Bowling Alley Slave's Pet Peeves
Crazy WTF? Signage

Line-cutting Gas Station Custy Gets Told

BallsawardAAAa A Retail Balls Award goes out to a Gas Station Slave at the request of a thankful custy:

Although I'm long past my years as a retail slave, the memories still haunt me. 

As such, I do my best to be a good custy and am teaching my daughter to do the same.  It's funny to see the looks we get when we're folding shirts and straightening shelves! :-D

On to the subject: I'd like to nominate a slave working at my local gas station for a Retail Balls Award! 

This particular store has a certain large, bouncy Aussie animal as a mascot.

I was next in line to buy my coffee and a newspaper. It was early in the morning, and I was in that "oh-gods-why-am-I-up-before-sunrise" fog.
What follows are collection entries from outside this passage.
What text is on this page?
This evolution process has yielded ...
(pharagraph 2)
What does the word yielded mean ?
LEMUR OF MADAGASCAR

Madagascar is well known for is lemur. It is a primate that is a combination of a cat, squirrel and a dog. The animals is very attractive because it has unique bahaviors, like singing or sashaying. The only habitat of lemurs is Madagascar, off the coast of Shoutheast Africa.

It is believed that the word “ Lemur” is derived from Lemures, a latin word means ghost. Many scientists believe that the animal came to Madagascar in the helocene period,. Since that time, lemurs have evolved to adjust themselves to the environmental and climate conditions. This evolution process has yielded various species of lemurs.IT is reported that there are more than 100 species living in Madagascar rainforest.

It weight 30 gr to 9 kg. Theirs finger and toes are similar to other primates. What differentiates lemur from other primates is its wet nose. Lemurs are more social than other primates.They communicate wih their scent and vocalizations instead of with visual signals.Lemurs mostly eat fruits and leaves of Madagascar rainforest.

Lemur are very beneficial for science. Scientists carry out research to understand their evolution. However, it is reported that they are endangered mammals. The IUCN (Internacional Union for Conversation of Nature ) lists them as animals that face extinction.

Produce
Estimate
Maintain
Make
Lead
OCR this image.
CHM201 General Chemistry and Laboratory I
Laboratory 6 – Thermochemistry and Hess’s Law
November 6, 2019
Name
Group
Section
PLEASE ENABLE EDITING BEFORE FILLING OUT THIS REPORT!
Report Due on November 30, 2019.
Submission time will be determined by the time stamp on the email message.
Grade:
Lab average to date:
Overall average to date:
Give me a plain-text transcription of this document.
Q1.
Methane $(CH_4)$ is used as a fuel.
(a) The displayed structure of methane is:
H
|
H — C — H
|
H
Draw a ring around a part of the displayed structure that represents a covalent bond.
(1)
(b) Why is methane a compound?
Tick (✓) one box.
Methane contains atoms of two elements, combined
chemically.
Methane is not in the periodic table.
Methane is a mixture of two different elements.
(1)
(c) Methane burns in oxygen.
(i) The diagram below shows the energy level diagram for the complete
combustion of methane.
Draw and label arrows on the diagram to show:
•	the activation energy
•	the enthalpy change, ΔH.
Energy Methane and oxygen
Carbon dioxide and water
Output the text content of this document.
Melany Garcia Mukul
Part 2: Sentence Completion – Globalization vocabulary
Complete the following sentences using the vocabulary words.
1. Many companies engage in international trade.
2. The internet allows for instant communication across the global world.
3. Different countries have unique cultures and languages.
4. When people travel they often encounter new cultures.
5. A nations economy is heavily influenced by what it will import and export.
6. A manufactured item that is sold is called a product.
I REALLY needed a double shot of whatever to perk me up. 

As I approached the counter, a man standing between the registers steps over and says something to the effect of "give me the next one". 

I learned later that he was referring to the scratch-off lottery tickets. 

Before I could open my mouth and unleash my inner PMS'ed, caffeine-deprived bitch, the girl behind the counter pointed at me and said very firmly, "She's next. You wait your turn. Sir." 

I could tell she probably wanted to say, "Back off, asshole, and keep scratching! God knows your balls are lonely."

Chastised, he backed off and I was able to walk up and ask how long the guy had been there.

The slave rolled her eyes and said, "He's been standing there scratching those things and trying to jump the line for about and hour."

I said, "Well, maybe he'll run out of money soon...?" 

She grinned and said she hoped so. 

I finished purchasing and wished her luck with the lottery bloodsucker. She thanked me and we parted.

That's all for now!  I'll post some stories of my years as a jewelry slave when my befuddled brain can dredge any up. :-D  Oh, guess I should nickname myself... Hm, I sing the lowest part in my local women's chorus, so you can call me:

--BassLady

 

 

Comments

Cou

Ugh. We have these people ALL THE TIME in the store :C We only have a few guys, but a whole crapton of old ladies that do this. I'm sorry you got cut off - I always hate having to deal with that bullshit (I'm not allowed to tell them to go away - if they complain I get bitched at).

Kudos to that slave for tell him off, though - and kudos to you for being a great custy momma and teaching the next gen to be respectful and neat :D

Humor_Me

I worked a very short stint at one convenience store where we had one guy who would put his lottery tickets ($200-$500 at a time!) on... his CREDIT CARD! That was on my one day off, and I was told on my next day in that this was no longer allowed. At least he was old and feeble enough that he would go sit down at the cafe tables to do his scratching.